The SAP-1 computer consists of multiple stages, each contributing to the development of a functional 8-bit computer. Key components include:

1. Program Counter (PC) The program counter is a 4-bit counter responsible for addressing the next instruction in memory. It counts from 0000 to 1111 and increments after every instruction cycle. The clock pulse triggers the PC to fetch the next instruction from RAM.

2. Memory Address Register (MAR) The MAR is used to store the 4-bit address of data or instructions from RAM. In the RUN state, the PC sends addresses to the MAR, which then retrieves the corresponding instructions or data from RAM.

3. Random Access Memory (RAM) A 16 x 8-bit RAM was implemented to store data and instructions. The RAM receives a 4-bit address from the MAR and either stores or outputs an 8-bit data value. The RAM operates in either READ or WRITE mode based on external control signals.

4. Instruction Register (IR) The IR stores the 8-bit instructions fetched from RAM. These instructions are split into two parts: the upper nibble (opcode) goes to the controller sequencer, while the lower nibble is placed on the bus for execution.

5. Controller Sequencer The controller sequencer generates control signals that synchronize and direct the operation of each component. It ensures that all subsystems act in coordination by providing 12 control signals, such as loading data into the registers or enabling data transfer across the bus.
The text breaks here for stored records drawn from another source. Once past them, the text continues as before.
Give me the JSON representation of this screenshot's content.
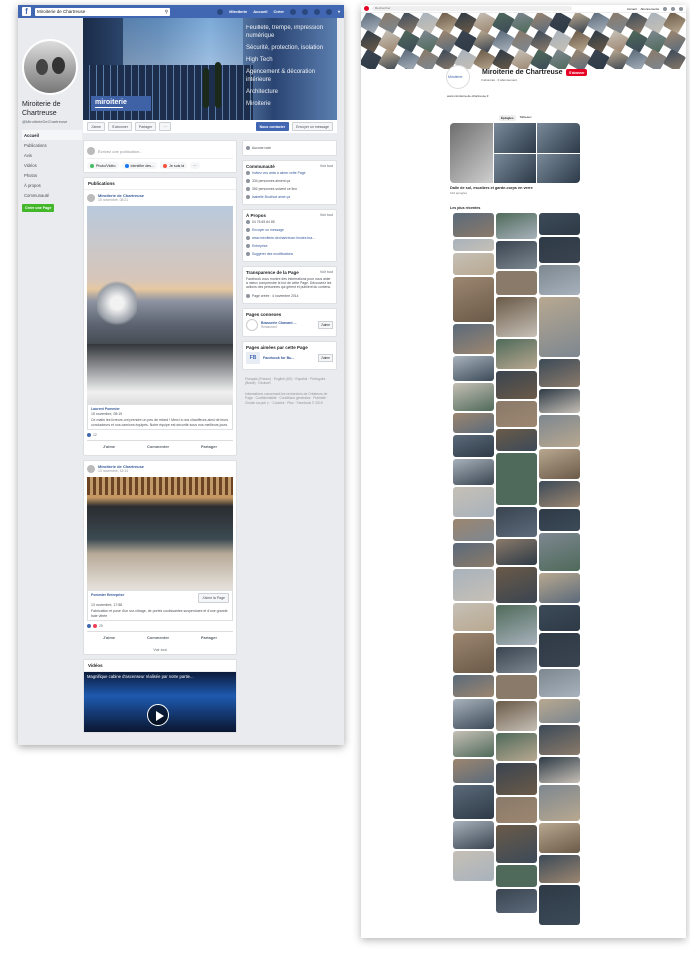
{
  "facebook": {
    "search_value": "Miroiterie de Chartreuse",
    "top_nav": [
      "Miroiterie",
      "Accueil",
      "Créer"
    ],
    "page_name": "Miroiterie de Chartreuse",
    "page_handle": "@MiroiterieDeChartreuse",
    "left_menu": [
      "Accueil",
      "Publications",
      "Avis",
      "Vidéos",
      "Photos",
      "À propos",
      "Communauté"
    ],
    "create_page_label": "Créer une Page",
    "cover_logo": "miroiterie",
    "cover_services": [
      "Feuilleté, trempé, impression numérique",
      "Sécurité, protection, isolation",
      "High Tech",
      "Agencement & décoration intérieure",
      "Architecture",
      "Miroiterie"
    ],
    "actions": {
      "like": "J'aime",
      "follow": "S'abonner",
      "share": "Partager",
      "more": "···",
      "contact": "Nous contacter",
      "message": "Envoyer un message"
    },
    "composer": {
      "placeholder": "Écrivez une publication...",
      "photo": "Photo/Vidéo",
      "tag": "Identifier des...",
      "checkin": "Je suis là",
      "more": "···"
    },
    "publications_title": "Publications",
    "post1": {
      "author": "Miroiterie de Chartreuse",
      "date": "15 novembre, 08:21",
      "shared_name": "Laurent Pommier",
      "shared_date": "15 novembre, 08:19",
      "shared_text": "Ce matin les livreurs ont prendre un peu de retard ! Merci à nos chauffeurs ainsi de leurs conducteurs et nos camions équipés. Notre équipe est sécurité sous nos meilleurs jours.",
      "reactions": "12"
    },
    "post2": {
      "author": "Miroiterie de Chartreuse",
      "date": "13 novembre, 18:14",
      "shared_name": "Pommier Entreprise",
      "shared_date": "13 novembre, 17:58",
      "shared_text": "Fabrication et pose d'un sur-vitrage, de portes coulissantes suspendues et d'une grande baie vitrée",
      "like_page": "J'aime la Page",
      "reactions": "29"
    },
    "post_actions": {
      "like": "J'aime",
      "comment": "Commenter",
      "share": "Partager"
    },
    "see_all": "Voir tout",
    "videos_title": "Vidéos",
    "video_caption": "Magnifique cabine d'ascenseur réalisée par notre partie...",
    "sidebar": {
      "rating": "Aucune note",
      "community_title": "Communauté",
      "see_all": "Voir tout",
      "community_lines": [
        "Invitez vos amis à aimer cette Page",
        "334 personnes aiment ça",
        "352 personnes suivent ce lieu",
        "Isabelle Bouthod aime ça"
      ],
      "about_title": "À Propos",
      "about_lines": [
        "04 76 65 64 85",
        "Envoyer un message",
        "www.miroiterie-dechartreuse-hrodes.bra...",
        "Entreprise",
        "Suggérer des modifications"
      ],
      "transparency_title": "Transparence de la Page",
      "transparency_text": "Facebook vous montre des informations pour vous aider à mieux comprendre le but de cette Page. Découvrez les actions des personnes qui gèrent et publient du contenu.",
      "created": "Page créée : 4 novembre 2014",
      "related_title": "Pages connexes",
      "related_name": "Brasserie Chavant ...",
      "related_cat": "Restaurant",
      "liked_title": "Pages aimées par cette Page",
      "liked_name": "Facebook for Bu...",
      "like_btn": "J'aime",
      "languages": "Français (France) · English (US) · Español · Português (Brasil) · Deutsch",
      "footer": "Informations concernant les recherches de Créateurs de Page · Confidentialité · Conditions générales · Publicité · Choisir sa pub ▷ · Cookies · Plus · Facebook © 2019"
    }
  },
  "pinterest": {
    "search_placeholder": "Rechercher",
    "nav": [
      "Accueil",
      "Abonnements"
    ],
    "profile_logo": "Miroiterie",
    "title": "Miroiterie de Chartreuse",
    "followers": "3 abonnés · 0 abonnement",
    "follow_btn": "S'abonner",
    "url": "www.miroiterie-de-chartreuse.fr",
    "tabs": [
      "Épingles",
      "Tableaux"
    ],
    "board_title": "Dalle de sol, escaliers et garde-corps en verre",
    "board_sub": "194 épingles",
    "popular_title": "Les plus récentes"
  },
  "colors": {
    "fb_blue": "#4267b2",
    "pin_red": "#e60023",
    "fb_bg": "#e9ebee"
  }
}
6. Arithmetic Logic Unit (ALU) The ALU processes arithmetic operations based on the instructions in the IR. It takes inputs from the accumulator and a B register to perform additions or subtractions.

7. Clock Pulse Generator The clock synchronizes operations by generating a continuous signal. The clock has two modes: automatic and manual. The automatic mode uses an astable multivibrator circuit, while the manual mode uses a monostable multivibrator, each implemented using a 555 timer IC.

8. Accumulator and B Register These 8-bit registers store the results of arithmetic operations. The accumulator holds intermediate results, while the B register provides inputs to the ALU.

9. Output Register The output register stores the final result of operations and displays the output when required.

Design and Implementation

Software Simulation

The system was simulated using Proteus software. The RAM, registers, and control circuits were tested in simulation to verify their behavior before proceeding with a full-scale virtual implementation. Each module was designed to transfer data between registers, manipulate data within the ALU, and manage timing using the clock pulse generator.

Instruction Set and Execution Cycle

The SAP-1 computer supports five basic instructions: LDA, ADD, SUB, OUT, and HLT. Each instruction follows a six-step instruction cycle, consisting of three fetch cycles and three execution cycles:

1. Fetch Cycle (T1-T3)

   • The instruction is fetched from RAM and stored in the instruction register.
   • The program counter is incremented.

2. Execution Cycle (T4-T6)

   • Based on the opcode, the instruction is executed. For example, the LDA instruction loads a value from RAM into the accumulator, while ADD and SUB perform arithmetic operations using the ALU.